Kommunen erfüllen eine Vielzahl an öffentlichen Aufgaben. Oftmals kennen Bürger_innen jedoch kaum die enorme Vielfalt, für die Stadtverwaltungen stehen. Und wo bereits Erwachsene Schwierigkeiten haben, sich die Tätigkeit der Verwaltung vorzustellen, fällt es Kindern noch schwerer: Das abstrakte Aufzählen von Bezeichnungen wie „Abfallwirtschaft“, „Liegenschaftsverwaltung“ oder „Vermessungswesen“ – um ein paar plakative Beispiele zu nennen – wird den wichtigen Beitrag der Kommunen zur öffentlichen Aufgabenerfüllung kaum begreifbar machen.

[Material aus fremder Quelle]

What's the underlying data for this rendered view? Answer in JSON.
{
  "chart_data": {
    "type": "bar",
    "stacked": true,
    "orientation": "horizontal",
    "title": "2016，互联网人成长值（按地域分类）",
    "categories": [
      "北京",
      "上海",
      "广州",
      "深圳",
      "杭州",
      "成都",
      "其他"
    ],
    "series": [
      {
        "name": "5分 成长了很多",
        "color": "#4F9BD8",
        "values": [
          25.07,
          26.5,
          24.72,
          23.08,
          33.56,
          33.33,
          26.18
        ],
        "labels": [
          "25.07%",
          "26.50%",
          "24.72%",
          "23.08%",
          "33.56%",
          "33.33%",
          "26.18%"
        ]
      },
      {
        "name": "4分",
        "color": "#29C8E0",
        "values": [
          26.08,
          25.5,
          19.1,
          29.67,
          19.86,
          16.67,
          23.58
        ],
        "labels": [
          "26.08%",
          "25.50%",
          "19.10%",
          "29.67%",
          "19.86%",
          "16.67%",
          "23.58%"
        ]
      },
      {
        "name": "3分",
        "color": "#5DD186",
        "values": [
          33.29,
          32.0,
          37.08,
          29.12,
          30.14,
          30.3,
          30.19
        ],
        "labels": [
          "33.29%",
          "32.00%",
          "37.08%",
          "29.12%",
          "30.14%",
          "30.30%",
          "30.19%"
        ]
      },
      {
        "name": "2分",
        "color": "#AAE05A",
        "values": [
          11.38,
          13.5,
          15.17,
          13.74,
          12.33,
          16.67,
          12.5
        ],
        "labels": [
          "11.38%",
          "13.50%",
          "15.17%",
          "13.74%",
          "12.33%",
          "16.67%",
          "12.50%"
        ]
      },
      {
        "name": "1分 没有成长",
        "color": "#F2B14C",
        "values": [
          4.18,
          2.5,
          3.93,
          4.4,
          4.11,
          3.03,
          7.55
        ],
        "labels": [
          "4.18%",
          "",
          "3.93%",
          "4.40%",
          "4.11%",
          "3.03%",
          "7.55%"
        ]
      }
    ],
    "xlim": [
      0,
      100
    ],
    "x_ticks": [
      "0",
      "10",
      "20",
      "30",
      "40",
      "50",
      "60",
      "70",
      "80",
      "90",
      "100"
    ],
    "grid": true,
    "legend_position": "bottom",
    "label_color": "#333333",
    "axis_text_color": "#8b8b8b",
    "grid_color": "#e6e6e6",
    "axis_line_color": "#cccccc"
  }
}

In einem Fall war einer Klasse Grundschulkindern im Rahmen eines Besuchstags bei der Stadtverwaltung unter anderem die Hundesteuer erklärt worden. Eine solche müssen Gemeinden in Baden-Württemberg erheben und die Modalitäten dafür in einer gemeindlichen Satzung festlegen (§ 9 Abs. 3 des Kommunalabgabengesetzes [KAG]). Legt sich also jemand mit Wohnsitz in einer Gemeinde einen Hund zu, so muss diese Person der Gemeinde grundsätzlich nach Maßgabe der Satzung eine Steuer auf ihr Tier zahlen. Um zu demonstrieren, wie das Ganze funktioniert, fragte die Stadtverwaltung die Besuchsklasse danach, wer denn einen Hund zu Hause habe. Einige der Schüler wurden herausgegriffen und im entsprechenden Register gezeigt, wie Hund und Familie dort eingetragen sind. Bei einem Kind blieb der Abgleich mit dem Register jedoch ergebnislos: Der Hund war noch nicht angemeldet. Nun – im Anschluss wurde den Eltern des Kindes eine Aufforderung zur Anmeldung des Hundes zugesandt.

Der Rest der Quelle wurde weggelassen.